Уже год, как её дитя замужем. И, возможно, наверное, несомненно, наверное, теперь уже сама имеет ребёнка.
И, следовательно, она, Эндри Войланд, – уже бабушка.
Она стала считать. Ей было шестнадцать, когда она дала жизнь этой девочке – теперь молодой женщине и матери. С того времени прошло уже двадцать лет, долгих двадцать лет…
Значит, ей самой через несколько недель будет тридцать шесть.
Виски болели. Она вынула из сумки таблетки веронала. Проглотила одну, запила водой.
Подошла к зеркалу и засмеялась.
Что сказал Паркер Брискоу? Что она красивая женщина, быть может, умная и несомненно высокоценная…
Высокоценная – да в чем же её ценность? Как расценила её жизнь? Крушения и всегда только крушения. Умна? Разве терпела бы она на самом деле неудачи, если бы была умна?
И прежде всего – красива. То, что стояло перед ней, что скалило на неё зубы из зеркала, – это была настоящая Эндри Войланд! Именно это, а вовсе не то, что видели Брискоу и маленькая Гвинни.
Нигде ни единой краски, лицо бледно. Кожа уже вовсе не так гладка и упруга. Пара чёрточек под глазами, лёгонькие морщинки у ушей и такие же у углов рта. Ни одного седого волоса – но не вырывала ли она их тщательно сегодня, перед приходом Брискоу? Но их будет больше, с каждым днём больше. И груди станут вялыми, и шея…

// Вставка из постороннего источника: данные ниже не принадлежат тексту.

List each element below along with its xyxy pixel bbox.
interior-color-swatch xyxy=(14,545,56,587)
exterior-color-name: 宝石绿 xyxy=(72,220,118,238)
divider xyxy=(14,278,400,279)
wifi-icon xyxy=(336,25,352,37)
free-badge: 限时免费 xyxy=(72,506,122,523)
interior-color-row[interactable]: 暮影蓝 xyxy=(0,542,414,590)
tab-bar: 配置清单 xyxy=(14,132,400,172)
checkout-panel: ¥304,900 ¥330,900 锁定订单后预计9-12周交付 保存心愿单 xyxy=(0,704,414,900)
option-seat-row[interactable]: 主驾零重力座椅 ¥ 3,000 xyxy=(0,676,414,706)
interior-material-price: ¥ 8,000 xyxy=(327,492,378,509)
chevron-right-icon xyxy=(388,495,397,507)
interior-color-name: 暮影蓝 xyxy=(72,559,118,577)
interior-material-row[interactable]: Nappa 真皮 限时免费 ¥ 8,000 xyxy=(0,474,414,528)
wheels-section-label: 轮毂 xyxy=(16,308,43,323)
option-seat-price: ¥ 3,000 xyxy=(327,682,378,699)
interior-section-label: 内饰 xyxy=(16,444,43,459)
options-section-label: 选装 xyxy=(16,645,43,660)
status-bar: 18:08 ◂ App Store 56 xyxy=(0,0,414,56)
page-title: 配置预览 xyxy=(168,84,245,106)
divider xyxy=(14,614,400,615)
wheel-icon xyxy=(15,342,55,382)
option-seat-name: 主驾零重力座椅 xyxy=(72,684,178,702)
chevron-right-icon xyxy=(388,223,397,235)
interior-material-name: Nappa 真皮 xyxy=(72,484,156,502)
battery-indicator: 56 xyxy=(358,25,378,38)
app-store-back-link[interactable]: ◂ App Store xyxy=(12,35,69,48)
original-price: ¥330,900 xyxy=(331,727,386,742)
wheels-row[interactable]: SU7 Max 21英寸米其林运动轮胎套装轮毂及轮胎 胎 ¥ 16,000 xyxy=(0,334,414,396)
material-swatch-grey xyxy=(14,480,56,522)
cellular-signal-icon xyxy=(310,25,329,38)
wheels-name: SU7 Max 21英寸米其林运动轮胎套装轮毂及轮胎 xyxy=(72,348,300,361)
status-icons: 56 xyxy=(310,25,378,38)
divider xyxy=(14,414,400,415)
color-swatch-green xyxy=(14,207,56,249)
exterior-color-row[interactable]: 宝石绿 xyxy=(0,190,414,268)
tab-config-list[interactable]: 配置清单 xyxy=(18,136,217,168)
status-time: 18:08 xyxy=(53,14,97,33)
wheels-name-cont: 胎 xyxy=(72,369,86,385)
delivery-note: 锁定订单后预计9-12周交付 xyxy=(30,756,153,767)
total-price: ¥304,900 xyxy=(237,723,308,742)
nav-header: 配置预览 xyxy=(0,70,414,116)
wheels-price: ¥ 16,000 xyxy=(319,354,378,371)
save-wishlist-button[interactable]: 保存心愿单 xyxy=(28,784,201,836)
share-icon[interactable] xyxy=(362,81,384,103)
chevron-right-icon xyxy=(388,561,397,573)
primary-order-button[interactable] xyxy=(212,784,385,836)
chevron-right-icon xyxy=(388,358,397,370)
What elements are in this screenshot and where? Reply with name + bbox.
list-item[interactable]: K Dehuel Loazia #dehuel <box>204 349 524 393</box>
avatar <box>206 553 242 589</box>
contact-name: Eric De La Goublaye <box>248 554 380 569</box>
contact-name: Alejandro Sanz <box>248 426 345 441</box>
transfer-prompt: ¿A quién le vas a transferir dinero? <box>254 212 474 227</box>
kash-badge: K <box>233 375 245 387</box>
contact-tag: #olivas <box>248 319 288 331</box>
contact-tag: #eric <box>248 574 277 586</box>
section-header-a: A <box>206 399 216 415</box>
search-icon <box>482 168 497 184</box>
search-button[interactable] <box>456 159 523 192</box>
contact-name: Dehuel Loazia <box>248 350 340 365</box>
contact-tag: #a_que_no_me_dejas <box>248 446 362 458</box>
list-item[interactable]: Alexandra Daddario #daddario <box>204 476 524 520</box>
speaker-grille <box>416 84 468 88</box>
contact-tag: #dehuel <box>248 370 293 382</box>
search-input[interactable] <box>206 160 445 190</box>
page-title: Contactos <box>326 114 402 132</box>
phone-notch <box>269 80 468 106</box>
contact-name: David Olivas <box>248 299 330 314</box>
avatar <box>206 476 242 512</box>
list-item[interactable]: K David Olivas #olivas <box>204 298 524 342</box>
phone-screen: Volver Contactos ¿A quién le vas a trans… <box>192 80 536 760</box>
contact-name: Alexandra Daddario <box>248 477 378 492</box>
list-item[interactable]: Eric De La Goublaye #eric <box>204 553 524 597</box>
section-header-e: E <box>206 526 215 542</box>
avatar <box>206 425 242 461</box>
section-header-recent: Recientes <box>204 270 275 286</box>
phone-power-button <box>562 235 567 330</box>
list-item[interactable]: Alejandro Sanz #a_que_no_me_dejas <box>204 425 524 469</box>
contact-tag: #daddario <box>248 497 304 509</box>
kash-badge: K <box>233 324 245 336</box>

Она отошла от зеркала. Села на кровать, спрятала лицо в ладони. Затем перевела дыхание. И почувствовала ясно: она правильно поступила, сказав Брискоу «да» и дав ему слово, что готова на то, чего он хочет.
С Эндри Войланд было уже покончено. Эндри Войланд уже отжила.
Она может уже уйти с этой обезьяньей сцены.
Как бы это ни случилось, но Эндри Войланд исчезнет, перестанет существовать.
И это было хорошо, очень хорошо. Она снова встала. Взяла ножницы, обрезала почти у самой головы свои длинные косы.
«Надо бы с чего-нибудь начать!» – подумала она. Она подошла к письменному столу. Взяла своё вечное перо и написала мелкими робкими буквами на листе:
ЭНДРИ ВОЙЛАНД
Задумалась. Сказала себе: «Здесь я напишу всё, что знаю о ней».
Но перо выпало из её рук. Внезапно она почувствовала себя страшно усталой. Ей захотелось спать. Веронал действовал.
Она поднялась. Побрела к кровати. Упала на неё. Натянула одеяло.
И заснула очень крепким сном.
Глава 2. О гусях, духах и пиявках
В эти недели Эндри Войланд жила совсем одиноко. Когда наступали сумерки, она гуляла по парку, посещала концерты в расположенном поблизости «Карнеги-холл». Позднее, когда стало холодно, она купила себе коньки, ходила на каток, как двадцать лет тому назад. Она думала, что разучилась кататься. Колеблясь, почти боязливо, сделала первые шаги. Но уже через несколько минут все наладилось. Ноги перепрыгнули через эти годы и служили ей так же, как и в былое время. Один за другим она припомнила свои маленькие фокусы: бег по кругу, голландца, восьмёрку, тройку и прочее. Все как-то само собой. Точно её наполняла новая жизнь: её и ещё другая.
Это тоже было воспоминанием. Как ноги припомнили давно забытые движения, так мозг обрёл давно потерянные чувства. Это чувство было как бы предчувствием будущего. Скоро должен подуть ранний мартовский ветер, должны зашуметь апрельские дожди, нежный муссон начнёт целовать зелёные нивы. Так ведь было тогда, когда она бегала по льду на нижнем Рейне, у замка Войланд. Старые рукава Рейна, затоплявшего всю страну, лёд, гладкий лёд на необозримых равнинах и редко, редко – человек! Так было и теперь… Хотя вокруг неё толпились люди, а это болото в Централ-Парке было лишь жалким суррогатом Рейна. Но она не замечала людей. Она была одна, жила для себя, согретая и наполненная этим предчувствием новой весны.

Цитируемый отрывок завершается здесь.